僕がiPhoneを初めて買ったのは3だった。
確かiPhone3が日本で初めて販売されたiPhoneだったと思う。
初めてその箱を開いたときに、説明書を探したのだが、みつからない。

新しい物を買ったときに、僕はあまり説明書を読まずにいじり始めることが多いのだが、
説明書が入っていないのはそれなりに心細くなるものだ。
そしてやがて、iPhoneについては説明書を見なくてもいじっているうちに使い方が分かる、
ということに気付いた。
というよりも、「説明書がなくても使い方が分かるほどシンプルな操作性」というコンセプトで
デザインされたもの。僕は別にApple信者ではないが、Appleの製品にはいつもそういう
考えぬかれたコンセプトを感じさせられて参りましたーになる。

そしてiPhoneのそういうコンセプトを追うかのように、以降、世に送り出される他社製品も
説明書をつけないものが増えてきた。そのコンセプトまでを理解した上で、どこまでそれを
徹底させているかが見ものである。

買ったばかりのものに説明書がついていない場合、それを使うものは単に「便利なもの」を
新しく手に入れたというだけではなく、「好奇心を刺激する新しいおもちゃ」を与えられた
ことになる。
説明も何もないまま、ボタンを押してみてどういう動きをするのか。長押ししてみたり。2回
押してみたり。。。
そして脳が学習し、やがて使いこなせる道具(=からだの拡張としての)になる。

つまり、説明書のない買ったばかりのものは、それを使う人が育てられる「逆育てゲー」だ。 
Appleはおそらくそこまでを意図して、世の中にあたらしいおもちゃを与えたんだろう。

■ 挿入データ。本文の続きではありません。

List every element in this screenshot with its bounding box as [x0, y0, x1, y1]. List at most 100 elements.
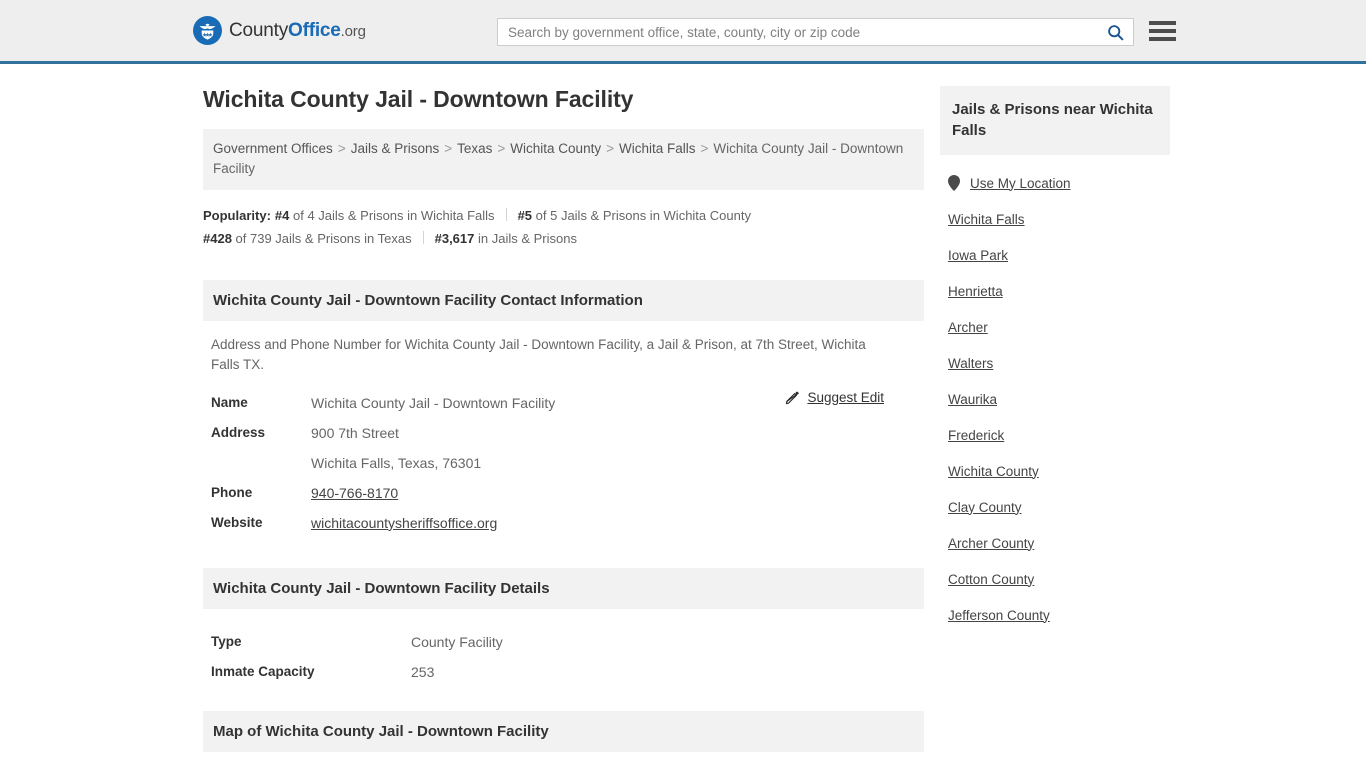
contact-row-phone-label: Phone	[211, 484, 253, 500]
breadcrumb: Government Offices > Jails & Prisons > Texas…	[203, 128, 924, 190]
contact-row-address-line2: Wichita Falls, Texas, 76301	[203, 448, 924, 478]
popularity-divider-0	[505, 207, 507, 221]
contact-row-website-value: wichitacountysheriffsoffice.org	[311, 508, 497, 538]
popularity-text-0: of 4 Jails & Prisons in Wichita Falls	[289, 207, 495, 223]
breadcrumb-separator-2: >	[497, 140, 506, 156]
hamburger-menu-icon-bar-1	[1149, 21, 1176, 25]
sidebar-link-9[interactable]: Archer County	[948, 536, 1034, 551]
contact-row-phone: Phone 940-766-8170	[203, 478, 924, 508]
sidebar-link-8[interactable]: Clay County	[948, 500, 1022, 515]
sidebar-item-iowa-park[interactable]: Iowa Park	[940, 237, 1170, 273]
sidebar-link-1[interactable]: Iowa Park	[948, 248, 1008, 263]
sidebar-item-clay-county[interactable]: Clay County	[940, 489, 1170, 525]
phone-link[interactable]: 940-766-8170	[311, 485, 398, 501]
popularity-item-2: #428 of 739 Jails & Prisons in Texas	[203, 231, 412, 246]
sidebar-link-2[interactable]: Henrietta	[948, 284, 1003, 299]
sidebar-link-6[interactable]: Frederick	[948, 428, 1004, 443]
popularity-rank-0: #4	[274, 207, 290, 223]
popularity-rank-2: #428	[203, 230, 232, 246]
popularity-item-3: #3,617 in Jails & Prisons	[435, 231, 577, 246]
search-button[interactable]	[1097, 19, 1133, 45]
sidebar-link-0[interactable]: Wichita Falls	[948, 212, 1025, 227]
sidebar-item-archer-county[interactable]: Archer County	[940, 525, 1170, 561]
breadcrumb-separator-1: >	[444, 140, 453, 156]
sidebar-link-3[interactable]: Archer	[948, 320, 988, 335]
popularity-label: Popularity:	[203, 207, 271, 223]
popularity-rankings: Popularity: #4 of 4 Jails & Prisons in Wi…	[203, 204, 843, 250]
hamburger-menu-button[interactable]: Menu	[1149, 19, 1176, 43]
details-row-type-label: Type	[211, 633, 242, 649]
site-logo-text: CountyOffice.org	[229, 21, 366, 40]
breadcrumb-item-0[interactable]: Government Offices	[213, 141, 333, 156]
sidebar-item-henrietta[interactable]: Henrietta	[940, 273, 1170, 309]
sidebar-link-5[interactable]: Waurika	[948, 392, 997, 407]
sidebar-item-cotton-county[interactable]: Cotton County	[940, 561, 1170, 597]
sidebar-item-wichita-county[interactable]: Wichita County	[940, 453, 1170, 489]
details-row-type-value: County Facility	[411, 633, 503, 650]
sidebar-item-use-my-location-label[interactable]: Use My Location	[970, 176, 1071, 191]
sidebar-item-jefferson-county[interactable]: Jefferson County	[940, 597, 1170, 633]
suggest-edit-button[interactable]: Suggest Edit	[785, 390, 884, 405]
details-row-capacity-value: 253	[411, 663, 435, 680]
sidebar-item-waurika[interactable]: Waurika	[940, 381, 1170, 417]
map-heading: Map of Wichita County Jail - Downtown Fa…	[203, 710, 924, 752]
search-bar[interactable]	[497, 18, 1134, 46]
details-row-capacity-label: Inmate Capacity	[211, 663, 315, 679]
facility-details-heading: Wichita County Jail - Downtown Facility …	[203, 567, 924, 609]
site-logo[interactable]: CountyOffice.org	[193, 16, 366, 45]
popularity-rank-3: #3,617	[434, 230, 475, 246]
popularity-item-1: #5 of 5 Jails & Prisons in Wichita Count…	[518, 208, 751, 223]
contact-information-table: Suggest Edit Name Wichita County Jail - …	[203, 388, 924, 538]
breadcrumb-separator-3: >	[606, 140, 614, 156]
popularity-item-0: #4 of 4 Jails & Prisons in Wichita Falls	[275, 208, 495, 223]
hamburger-menu-icon-bar-3	[1149, 37, 1176, 41]
sidebar-item-wichita-falls[interactable]: Wichita Falls	[940, 201, 1170, 237]
suggest-edit-label: Suggest Edit	[807, 389, 884, 405]
sidebar-item-frederick[interactable]: Frederick	[940, 417, 1170, 453]
contact-row-website: Website wichitacountysheriffsoffice.org	[203, 508, 924, 538]
map-description: View map of Wichita County Jail - Downto…	[203, 752, 893, 768]
breadcrumb-item-3[interactable]: Wichita County	[510, 141, 601, 156]
contact-row-address-label: Address	[211, 424, 266, 440]
sidebar-list: Use My Location Wichita Falls Iowa Park …	[940, 165, 1170, 633]
breadcrumb-item-4[interactable]: Wichita Falls	[619, 141, 696, 156]
sidebar-link-4[interactable]: Walters	[948, 356, 993, 371]
logo-text-org: .org	[340, 23, 366, 40]
popularity-rank-1: #5	[517, 207, 533, 223]
sidebar: Jails & Prisons near Wichita Falls Use M…	[940, 86, 1170, 633]
eagle-shield-icon	[193, 16, 222, 45]
search-input[interactable]	[498, 19, 1097, 45]
logo-text-county: County	[229, 20, 289, 41]
details-row-type: Type County Facility	[203, 627, 924, 657]
sidebar-link-7[interactable]: Wichita County	[948, 464, 1039, 479]
sidebar-item-walters[interactable]: Walters	[940, 345, 1170, 381]
sidebar-item-use-my-location[interactable]: Use My Location	[940, 165, 1170, 201]
contact-row-address-value: 900 7th Street	[311, 424, 399, 441]
sidebar-item-archer[interactable]: Archer	[940, 309, 1170, 345]
contact-row-phone-value: 940-766-8170	[311, 478, 398, 508]
details-row-capacity: Inmate Capacity 253	[203, 657, 924, 687]
breadcrumb-item-1[interactable]: Jails & Prisons	[351, 141, 440, 156]
main-content-column: Wichita County Jail - Downtown Facility …	[203, 86, 924, 768]
contact-row-address: Address 900 7th Street	[203, 418, 924, 448]
popularity-text-3: in Jails & Prisons	[474, 230, 577, 246]
logo-text-office: Office	[288, 20, 341, 41]
website-link[interactable]: wichitacountysheriffsoffice.org	[311, 515, 497, 531]
edit-pencil-icon	[786, 390, 800, 404]
breadcrumb-item-2[interactable]: Texas	[457, 141, 492, 156]
contact-information-description: Address and Phone Number for Wichita Cou…	[211, 336, 866, 372]
hamburger-menu-icon-bar-2	[1149, 29, 1176, 33]
site-header: CountyOffice.org Menu	[0, 0, 1366, 64]
contact-row-name-label: Name	[211, 394, 248, 410]
popularity-text-2: of 739 Jails & Prisons in Texas	[231, 230, 412, 246]
sidebar-link-10[interactable]: Cotton County	[948, 572, 1034, 587]
search-icon	[1107, 24, 1123, 40]
sidebar-link-11[interactable]: Jefferson County	[948, 608, 1050, 623]
page-title: Wichita County Jail - Downtown Facility	[203, 86, 634, 112]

説明不足はそこにゲームを産み出す。逆育てゲーというゲーム。
Dismalandはネットでチケットを買う際にも不親切で、自分であれやこれやして、チケットが
販売される日時とどこで買うことができるのかを調べる必要があった。
また、会場内ではトイレの場所を聞いても教えてくれない。無視される。
Dismalandの場合はAppleと違って、「説明書がなくても使い方がわかるほどシンプル」を
目指したものではなく、説明不足であるために育てられることの楽しさを演出したものだと
言えるだろう。意図してのことなのかどうかは別として。